Various cytogenetic complex karyotypes have been reported in t-MDS/AML in CLL. The most frequently reported are del (5) (q13q33), del (7), +3mar (cp20), +mar (13) and multiple other aberrations of chromosome 8, 11, 15 and 17.[11] Cytogenetic findings in our patient revealed del (20q) and an unusual findings of t (10:16).

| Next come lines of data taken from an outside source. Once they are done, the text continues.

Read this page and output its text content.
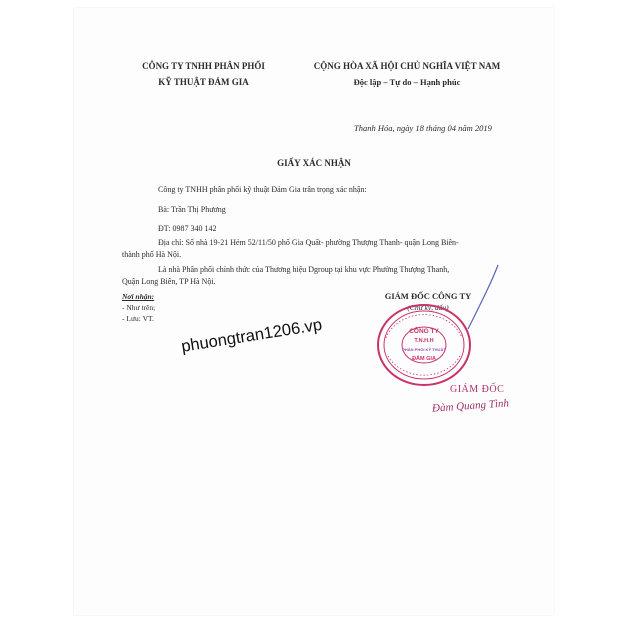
CÔNG TY TNHH PHÂN PHỐI
KỸ THUẬT ĐẢM GIA
CỘNG HÒA XÃ HỘI CHỦ NGHĨA VIỆT NAM
Độc lập – Tự do – Hạnh phúc
Thanh Hóa, ngày 18 tháng 04 năm 2019
GIẤY XÁC NHẬN
Công ty TNHH phân phối kỹ thuật Đảm Gia trân trọng xác nhận:
Bà: Trần Thị Phương
ĐT: 0987 340 142
Địa chỉ: Số nhà 19-21 Hẻm 52/11/50 phố Gia Quất- phường Thượng Thanh- quận Long Biên-
thành phố Hà Nội.
Là nhà Phân phối chính thức của Thương hiệu Dgroup tại khu vực Phường Thượng Thanh,
Quận Long Biên, TP Hà Nội.
Nơi nhận:
- Như trên;
- Lưu: VT.
GIÁM ĐỐC CÔNG TY
(Chữ ký, dấu)
CÔNG TY
T.N.H.H
PHÂN PHỐI KỸ THUẬT
ĐẢM GIA
GIÁM ĐỐC
Đàm Quang Tình
phuongtran1206.vp
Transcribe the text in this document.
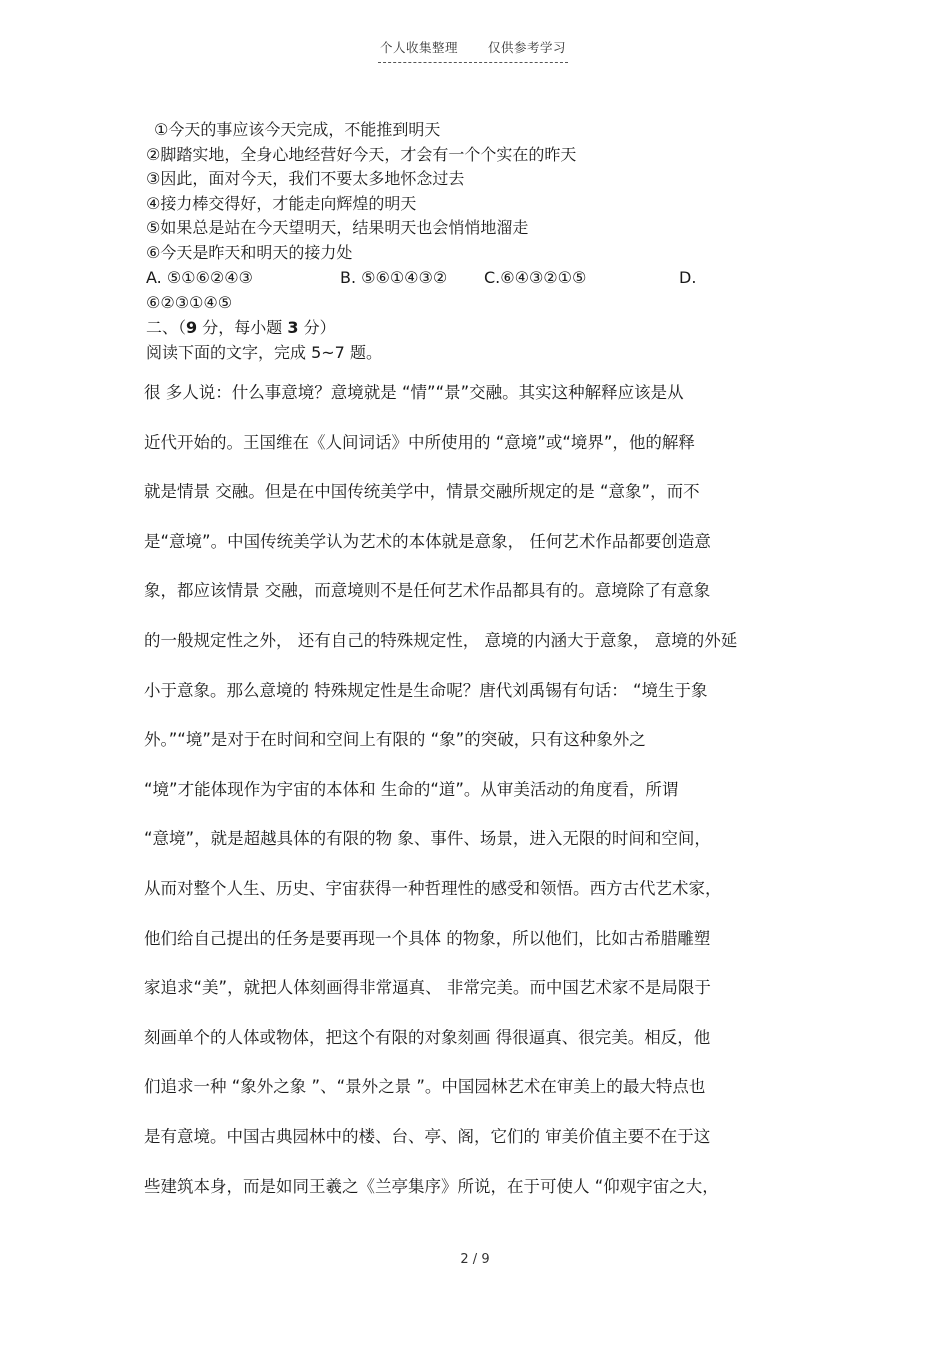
个人收集整理 仅供参考学习
①今天的事应该今天完成，不能推到明天
②脚踏实地，全身心地经营好今天，才会有一个个实在的昨天
③因此，面对今天，我们不要太多地怀念过去
④接力棒交得好，才能走向辉煌的明天
⑤如果总是站在今天望明天，结果明天也会悄悄地溜走
⑥今天是昨天和明天的接力处
A. ⑤①⑥②④③	B. ⑤⑥①④③② C.⑥④③②①⑤	D.
⑥②③①④⑤
二、（9 分，每小题 3 分）
阅读下面的文字，完成 5~7 题。
很 多人说：什么事意境？意境就是 “情”“景”交融。其实这种解释应该是从
近代开始的。王国维在《人间词话》中所使用的 “意境”或“境界”，他的解释
就是情景 交融。但是在中国传统美学中，情景交融所规定的是 “意象”，而不
是“意境”。中国传统美学认为艺术的本体就是意象， 任何艺术作品都要创造意
象，都应该情景 交融，而意境则不是任何艺术作品都具有的。意境除了有意象
的一般规定性之外， 还有自己的特殊规定性， 意境的内涵大于意象， 意境的外延
小于意象。那么意境的 特殊规定性是生命呢？唐代刘禹锡有句话： “境生于象
外。”“境”是对于在时间和空间上有限的 “象”的突破，只有这种象外之
“境”才能体现作为宇宙的本体和 生命的“道”。从审美活动的角度看，所谓
“意境”，就是超越具体的有限的物 象、事件、场景，进入无限的时间和空间，
从而对整个人生、历史、宇宙获得一种哲理性的感受和领悟。西方古代艺术家，
他们给自己提出的任务是要再现一个具体 的物象，所以他们，比如古希腊雕塑
家追求“美”，就把人体刻画得非常逼真、 非常完美。而中国艺术家不是局限于
刻画单个的人体或物体，把这个有限的对象刻画 得很逼真、很完美。相反，他
们追求一种 “象外之象 ”、“景外之景 ”。中国园林艺术在审美上的最大特点也
是有意境。中国古典园林中的楼、台、亭、阁，它们的 审美价值主要不在于这
些建筑本身，而是如同王羲之《兰亭集序》所说，在于可使人 “仰观宇宙之大，
2 / 9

While del (20q) is a common findings in t-MDS/AML, t (10:16) is rare rearrangement that has been reported in very few cases of AML-M4/M5.[12] In t (10:16), the monocytic leukemia Zinc finger protein related factor (MORF) at 10q22 has been shown to fuse with CREB binding protein (CBP) gene at 16p13. MORF resembles monocytic leukemia zinc finger (MOZ) gene.[12,13] Cases of MOZ-CBP fusion t (8:16) have shown to be associated with monocytic differentiation.[14] However role of MORF-CBP fusion gene in leukemogenesis is not well studied in the literature. To the best of our knowledge only 5 cases have been reported so far. Pebusque et al reported a case of AML-M4 in patient with two reciprocal translocations involving t (11:17) and t (10:16).[15] Later on Panagopoulos et al reported a case of AML-5a in a 4-year-old girl with a complex karyotype including t (10:16)(q22;p13).[16] Another case of AML with t (10:16) was reported in an 84-year-old male with AML-M4.[17] Interestingly Kojima et al reported a case of 52-year-old female who was diagnosed with AML with t (10:16) after prolonged preleukemic phase and the blasts did not show evidence of monocytic differentiation.[18]

Conclusions

Risk of therapy related MDS or AML is an emerging problem in era of successful treatment of many hematologic as well as non-hematologic malignancies. Our case is interesting and educational at several levels. In patients of CLL treated with nucleoside analogues and or alkylating agents, who present with various cytopenias or suspected transformation, a differential diagnosis of t-MN should be kept in mind. This case also demonstrated presence of a rare translocation, t (10:16). This finding might be helpful in understanding the pathogenesis of t-MN.